Abstract Details


Poster 52: The Origins of 3D Shape in Drug-Like Molecules

Nicholas C. Firth1, Nathan Brown1, Julian Blagg1
1The Institute of Cancer Research
Recently there has been a trend in drug design to tackle molecular targets classed on the edge of druggable space [1], for example protein-protein interactions. This trend is driven by the increasing numbers of molecular targets on the edge of druggable space for which the evidence supporting disease-linkage, both genetic and pharmacological is strong. The move towards these challenging molecular targets has also been associated with the desire for compounds with significant three-dimensional (3D) character [2]. Molecules with 3D character also increase the chance of higher solubility due to the nature of their solid-state crystal packing. We have shown that current libraries are poorly populated with molecules having significant 3D character [3], especially those libraries used for fragment based drug discovery [4] and the enrichment of fragment libraries with molecules having 3D character is a current effort in the medicinal chemistry community [5]. The hypothesis behind this enrichment effort is that 3D fragments can be used to build 3D molecules [5].
In this work we will present our recently developed computational method: Plane of Best Fit (PBF) to analyse the three-dimensional (3D) character of molecular conformations [3]. This method generates a plane of best fit for a conformation of a given molecule and calculates the distance of each heavy atom from the plane in ångströms and outputs the average of these distances.

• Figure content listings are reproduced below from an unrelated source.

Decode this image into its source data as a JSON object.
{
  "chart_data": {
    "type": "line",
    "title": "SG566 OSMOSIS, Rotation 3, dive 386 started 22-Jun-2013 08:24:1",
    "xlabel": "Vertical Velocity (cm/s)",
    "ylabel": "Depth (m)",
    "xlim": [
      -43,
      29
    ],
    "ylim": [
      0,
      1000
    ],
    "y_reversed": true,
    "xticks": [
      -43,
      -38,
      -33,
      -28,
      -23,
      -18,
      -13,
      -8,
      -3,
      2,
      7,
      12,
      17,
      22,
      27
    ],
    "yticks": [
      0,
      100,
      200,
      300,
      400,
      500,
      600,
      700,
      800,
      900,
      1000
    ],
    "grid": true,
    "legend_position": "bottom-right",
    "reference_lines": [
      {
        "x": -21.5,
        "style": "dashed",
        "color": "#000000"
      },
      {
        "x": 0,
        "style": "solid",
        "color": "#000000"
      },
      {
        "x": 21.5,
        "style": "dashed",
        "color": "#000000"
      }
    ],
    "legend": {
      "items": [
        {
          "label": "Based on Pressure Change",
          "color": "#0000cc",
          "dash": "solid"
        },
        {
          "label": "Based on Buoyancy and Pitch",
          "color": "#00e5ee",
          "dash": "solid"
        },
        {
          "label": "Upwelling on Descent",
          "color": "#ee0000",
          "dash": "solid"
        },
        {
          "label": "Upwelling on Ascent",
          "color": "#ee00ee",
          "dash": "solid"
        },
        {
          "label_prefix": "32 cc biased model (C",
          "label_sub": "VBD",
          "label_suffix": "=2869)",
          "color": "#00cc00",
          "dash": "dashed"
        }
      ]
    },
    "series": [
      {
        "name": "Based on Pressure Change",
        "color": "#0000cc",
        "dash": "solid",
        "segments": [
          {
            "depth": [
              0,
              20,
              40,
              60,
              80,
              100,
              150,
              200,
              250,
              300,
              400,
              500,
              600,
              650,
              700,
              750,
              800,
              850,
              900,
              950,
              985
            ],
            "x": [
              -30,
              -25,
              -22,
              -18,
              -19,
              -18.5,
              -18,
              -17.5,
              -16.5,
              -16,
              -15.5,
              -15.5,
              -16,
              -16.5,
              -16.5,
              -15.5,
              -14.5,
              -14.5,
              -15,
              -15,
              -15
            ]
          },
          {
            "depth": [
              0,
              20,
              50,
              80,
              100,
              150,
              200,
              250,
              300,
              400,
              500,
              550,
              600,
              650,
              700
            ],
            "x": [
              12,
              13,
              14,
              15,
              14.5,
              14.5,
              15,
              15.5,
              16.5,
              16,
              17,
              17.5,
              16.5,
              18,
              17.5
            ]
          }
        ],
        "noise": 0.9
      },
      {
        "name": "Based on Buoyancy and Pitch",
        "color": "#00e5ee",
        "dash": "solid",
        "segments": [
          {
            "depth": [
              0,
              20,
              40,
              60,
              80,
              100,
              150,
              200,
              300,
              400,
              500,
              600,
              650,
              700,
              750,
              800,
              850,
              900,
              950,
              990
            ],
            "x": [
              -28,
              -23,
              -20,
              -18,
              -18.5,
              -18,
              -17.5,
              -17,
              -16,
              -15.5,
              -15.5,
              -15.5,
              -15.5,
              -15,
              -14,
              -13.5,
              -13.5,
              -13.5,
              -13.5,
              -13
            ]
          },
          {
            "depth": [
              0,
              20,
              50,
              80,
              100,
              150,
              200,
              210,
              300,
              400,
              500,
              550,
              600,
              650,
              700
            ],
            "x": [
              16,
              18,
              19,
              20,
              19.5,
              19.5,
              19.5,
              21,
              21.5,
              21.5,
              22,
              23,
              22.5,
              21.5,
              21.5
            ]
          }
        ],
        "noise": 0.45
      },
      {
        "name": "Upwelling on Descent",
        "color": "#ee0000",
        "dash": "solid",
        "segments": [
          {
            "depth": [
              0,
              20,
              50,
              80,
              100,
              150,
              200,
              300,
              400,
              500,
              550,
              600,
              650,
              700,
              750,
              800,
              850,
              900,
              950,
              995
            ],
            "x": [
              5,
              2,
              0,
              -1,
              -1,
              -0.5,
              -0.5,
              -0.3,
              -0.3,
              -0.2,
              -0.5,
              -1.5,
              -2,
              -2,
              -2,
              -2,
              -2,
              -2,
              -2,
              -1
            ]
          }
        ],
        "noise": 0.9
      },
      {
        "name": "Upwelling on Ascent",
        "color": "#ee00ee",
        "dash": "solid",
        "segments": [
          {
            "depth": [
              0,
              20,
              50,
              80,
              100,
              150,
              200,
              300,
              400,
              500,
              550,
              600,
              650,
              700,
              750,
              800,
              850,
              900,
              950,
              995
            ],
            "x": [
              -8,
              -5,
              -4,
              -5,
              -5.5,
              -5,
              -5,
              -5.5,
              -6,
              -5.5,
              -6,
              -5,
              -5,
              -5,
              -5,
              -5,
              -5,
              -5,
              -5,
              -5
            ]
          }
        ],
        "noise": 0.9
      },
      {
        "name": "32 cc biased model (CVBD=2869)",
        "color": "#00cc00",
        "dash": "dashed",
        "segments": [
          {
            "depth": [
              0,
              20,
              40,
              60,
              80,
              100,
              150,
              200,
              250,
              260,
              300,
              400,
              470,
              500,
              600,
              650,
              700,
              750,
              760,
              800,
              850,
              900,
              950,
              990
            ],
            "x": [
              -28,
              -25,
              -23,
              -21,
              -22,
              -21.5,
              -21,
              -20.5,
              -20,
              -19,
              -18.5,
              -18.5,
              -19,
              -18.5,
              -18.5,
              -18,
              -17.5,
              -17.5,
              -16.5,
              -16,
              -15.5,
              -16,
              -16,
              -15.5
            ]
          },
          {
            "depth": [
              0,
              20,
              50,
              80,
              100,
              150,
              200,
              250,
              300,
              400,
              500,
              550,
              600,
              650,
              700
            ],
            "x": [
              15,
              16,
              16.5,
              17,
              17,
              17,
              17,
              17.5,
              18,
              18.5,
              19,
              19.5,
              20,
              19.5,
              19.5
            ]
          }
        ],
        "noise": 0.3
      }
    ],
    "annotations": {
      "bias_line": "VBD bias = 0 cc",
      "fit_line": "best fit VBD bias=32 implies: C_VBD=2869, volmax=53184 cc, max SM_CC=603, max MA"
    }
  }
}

The PBF method will be used to analyse fragment contributions to the overall 3D character of a molecule in order to study the molecular origins of 3D shape in drug-like compounds. For example, molecules from the ChEMBL database will be fragmented into rings and linkers, and 3D coordinates will be generated [CORINA]. The corresponding PBF score and frequency of occurrence for each ring and linker will be generated and used, in comparison with the corresponding whole molecule PBF scores, to understand which molecular components have inherent 3D character and the extent to which 3D character arises from the combination of 2D components.

Molecular scaffolds will also be generated for each molecule using an objective and invariant method [6] and a set of replacement scaffolds selected using multi-criteria decision analysis, focusing on the PBF score to analyse the applicability of the PBF score to scaffold hopping methodologies. Scaffolds of varying 3D character will be used to investigate the extent to which a 3D scaffold increases the likelihood of a 3D molecule.



References

[1] J.P.Overington, B. Al-Lazikani, A.L. Hopkins, How many drug targets are there?, Nature Rev. Drug Disc., 2006 5(12), 993-996.
[2] D.C. Fry. Drug-Like Inhibitors of Protein-Protein Interactions: A Structural Examination of Effective Protein Mimicry, Curr. Protein Pept. Sci., 2008, 9(3):240-247.
[3] N.C. Firth, N. Brown, J. Blagg, Plane of Best Fit: A Novel Method to Characterize the Three-Dimensionality of Molecules. J. Chem. Inf. Model, 2012, 52(10), 2516-2525.
[4] A.W. Hung, A. Ramek, Y. Wang, T. Kaya, J.A. Wilson, P.A. Clemons, D.W. Young, Route to three-dimensional fragments using diversity-oriented synthesis. Proc. Nat. Acad. Sci., 2011, 108(17) 6799-6804.
[5] http://www.3dfrag.org/
[6] S.R. Langdon, N. Brown, J. Blagg, Identifying Medicinal Chemistry Relevant Scaffolds for Scaffold Hopping, UK-QSAR Autumn Meeting 2012, Cambridge.